Do they even know the sample size with PPM is lower than with the old diary-keeping method? Do they realize that a percentage of the reported “listenership” could be the result of a station in the background, but still detectable, being in the vicinity of a meter but the person wearing it not consciously listening? Do they know that younger demographics have been proven to switch stations at the first notes of a song they dislike or if they perceive a long commercial stopset is starting?
It’s my opinion that PPM provides a lot of irrelevant data and not enough that is relevant, and I believe the former is skewing the latter when it comes down to the processing of that data into the reports that both the stations and the agencies live and die by. And I have a fairly simple argument for going back to the diaries, by turning some of the so-called “flaws” in that methodology into a compelling positive.
I believe that stations want to know how they stand in their markets in terms of P1, P2, etc. That’s certainly the distinction most programmers focus on when trying to improve (and/or hold on to) their standing. Diary-keepers are proven to list the stations they listen to the most when filling out their personal reports; they don’t include incidental listening (which shouldn’t be important anyway) and if they dial-switch they tend to apportion their listening between all the stations they actively switch between. Let the book reflect who their actual favorite, listened-to stations are and don’t try to calculate it down to such a small fragment of time that the wobble erases the distinction.

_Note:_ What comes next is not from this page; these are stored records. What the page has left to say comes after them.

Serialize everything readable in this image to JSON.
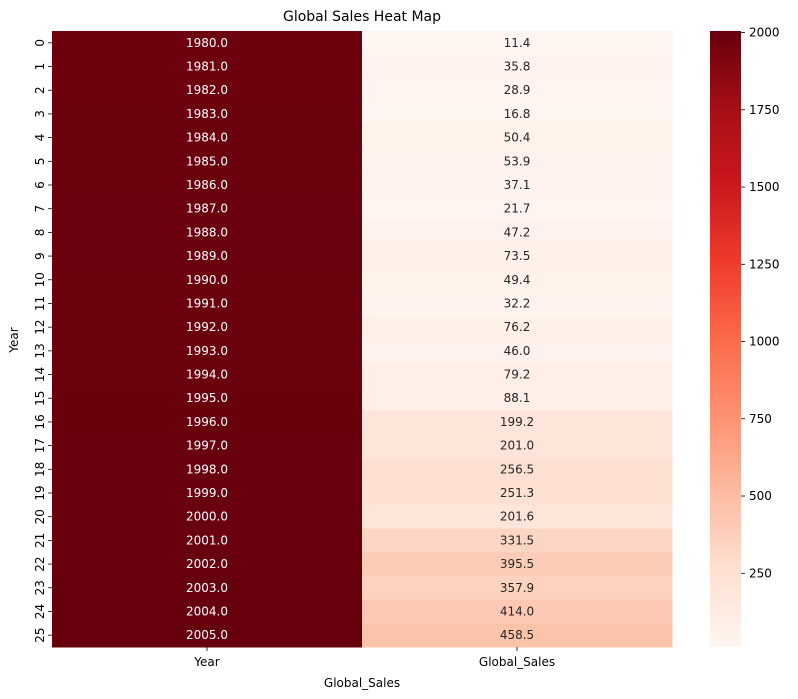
{
  "chart_data": {
    "type": "heatmap",
    "title": "Global Sales Heat Map",
    "xlabel": "Global_Sales",
    "ylabel": "Year",
    "columns": [
      "Year",
      "Global_Sales"
    ],
    "row_labels": [
      "0",
      "1",
      "2",
      "3",
      "4",
      "5",
      "6",
      "7",
      "8",
      "9",
      "10",
      "11",
      "12",
      "13",
      "14",
      "15",
      "16",
      "17",
      "18",
      "19",
      "20",
      "21",
      "22",
      "23",
      "24",
      "25"
    ],
    "rows": [
      [
        1980.0,
        11.4
      ],
      [
        1981.0,
        35.8
      ],
      [
        1982.0,
        28.9
      ],
      [
        1983.0,
        16.8
      ],
      [
        1984.0,
        50.4
      ],
      [
        1985.0,
        53.9
      ],
      [
        1986.0,
        37.1
      ],
      [
        1987.0,
        21.7
      ],
      [
        1988.0,
        47.2
      ],
      [
        1989.0,
        73.5
      ],
      [
        1990.0,
        49.4
      ],
      [
        1991.0,
        32.2
      ],
      [
        1992.0,
        76.2
      ],
      [
        1993.0,
        46.0
      ],
      [
        1994.0,
        79.2
      ],
      [
        1995.0,
        88.1
      ],
      [
        1996.0,
        199.2
      ],
      [
        1997.0,
        201.0
      ],
      [
        1998.0,
        256.5
      ],
      [
        1999.0,
        251.3
      ],
      [
        2000.0,
        201.6
      ],
      [
        2001.0,
        331.5
      ],
      [
        2002.0,
        395.5
      ],
      [
        2003.0,
        357.9
      ],
      [
        2004.0,
        414.0
      ],
      [
        2005.0,
        458.5
      ]
    ],
    "value_format": "0.1f",
    "colormap": "Reds",
    "colormap_stops": [
      "#fff5f0",
      "#fee0d2",
      "#fcbba1",
      "#fc9272",
      "#fb6a4a",
      "#ef3b2c",
      "#cb181d",
      "#a50f15",
      "#67000d"
    ],
    "color_range": [
      11.4,
      2005.0
    ],
    "colorbar_ticks": [
      250,
      500,
      750,
      1000,
      1250,
      1500,
      1750,
      2000
    ],
    "grid": false
  }
}
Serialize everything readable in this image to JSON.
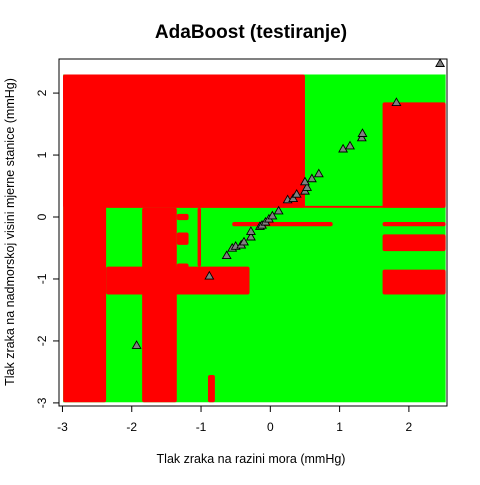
{
  "chart_data": {
    "type": "scatter",
    "title": "AdaBoost (testiranje)",
    "xlabel": "Tlak zraka na razini mora (mmHg)",
    "ylabel": "Tlak zraka na nadmorskoj visini mjerne stanice (mmHg)",
    "xlim": [
      -3.05,
      2.55
    ],
    "ylim": [
      -3.05,
      2.55
    ],
    "x_ticks": [
      -3,
      -2,
      -1,
      0,
      1,
      2
    ],
    "y_ticks": [
      -3,
      -2,
      -1,
      0,
      1,
      2
    ],
    "tick_labels_x": [
      "-3",
      "-2",
      "-1",
      "0",
      "1",
      "2"
    ],
    "tick_labels_y": [
      "-3",
      "-2",
      "-1",
      "0",
      "1",
      "2"
    ],
    "grid": false,
    "legend": "none",
    "background": {
      "type": "decision_regions",
      "default_class": "green",
      "class_colors": {
        "red": "#ff0000",
        "green": "#00ff00"
      },
      "red_regions": [
        [
          -3.05,
          -2.37,
          -3.05,
          2.55
        ],
        [
          -3.05,
          -0.3,
          1.9,
          2.55
        ],
        [
          -3.05,
          0.5,
          0.15,
          2.55
        ],
        [
          -2.37,
          2.55,
          0.15,
          0.18
        ],
        [
          1.62,
          2.55,
          0.15,
          1.85
        ],
        [
          -1.85,
          -1.35,
          -3.05,
          0.15
        ],
        [
          -1.35,
          -1.18,
          -0.45,
          -0.25
        ],
        [
          -1.35,
          -1.18,
          -0.9,
          -0.75
        ],
        [
          -1.35,
          -1.18,
          -0.05,
          0.05
        ],
        [
          -2.37,
          -0.3,
          -1.25,
          -0.8
        ],
        [
          -1.05,
          -1.0,
          -0.8,
          0.15
        ],
        [
          -0.9,
          -0.8,
          -3.05,
          -2.55
        ],
        [
          -0.55,
          0.9,
          -0.15,
          -0.08
        ],
        [
          1.62,
          2.55,
          -0.15,
          -0.08
        ],
        [
          1.62,
          2.55,
          -0.55,
          -0.28
        ],
        [
          1.62,
          2.55,
          -1.25,
          -0.85
        ]
      ]
    },
    "series": [
      {
        "marker": "triangle",
        "color": "#000000",
        "fill": "#808080",
        "points": [
          [
            -1.93,
            -2.07
          ],
          [
            -0.88,
            -0.95
          ],
          [
            -0.63,
            -0.62
          ],
          [
            -0.55,
            -0.5
          ],
          [
            -0.5,
            -0.47
          ],
          [
            -0.42,
            -0.45
          ],
          [
            -0.38,
            -0.4
          ],
          [
            -0.28,
            -0.32
          ],
          [
            -0.28,
            -0.23
          ],
          [
            -0.15,
            -0.15
          ],
          [
            -0.12,
            -0.13
          ],
          [
            -0.07,
            -0.08
          ],
          [
            -0.02,
            -0.03
          ],
          [
            0.03,
            0.02
          ],
          [
            0.12,
            0.1
          ],
          [
            0.25,
            0.28
          ],
          [
            0.33,
            0.3
          ],
          [
            0.38,
            0.37
          ],
          [
            0.5,
            0.42
          ],
          [
            0.53,
            0.48
          ],
          [
            0.5,
            0.57
          ],
          [
            0.6,
            0.62
          ],
          [
            0.7,
            0.7
          ],
          [
            1.05,
            1.1
          ],
          [
            1.15,
            1.15
          ],
          [
            1.32,
            1.28
          ],
          [
            1.33,
            1.35
          ],
          [
            1.82,
            1.85
          ],
          [
            2.45,
            2.48
          ]
        ]
      }
    ]
  }
}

A version of that argument applies to the time buyers as well: They shouldn’t … they likely don’t … care the precise number of minutes people listen to specific radio stations. They want — and need — to know which stations get the highest percentages of the listening for whatever demographic(s) their client wants to reach. If a diary gives them that with a reasonable margin of error (and it still does, in the vast majority of markets) that is enough for them to make their decisions.
Ratings have always been a popularity contest. Beyond that, trying to sort them into smaller granularity is more showing off the technology than providing something that is useful to all involved.
Let’s scrap the technology and go back to the method which gives us the result we really wanted all along.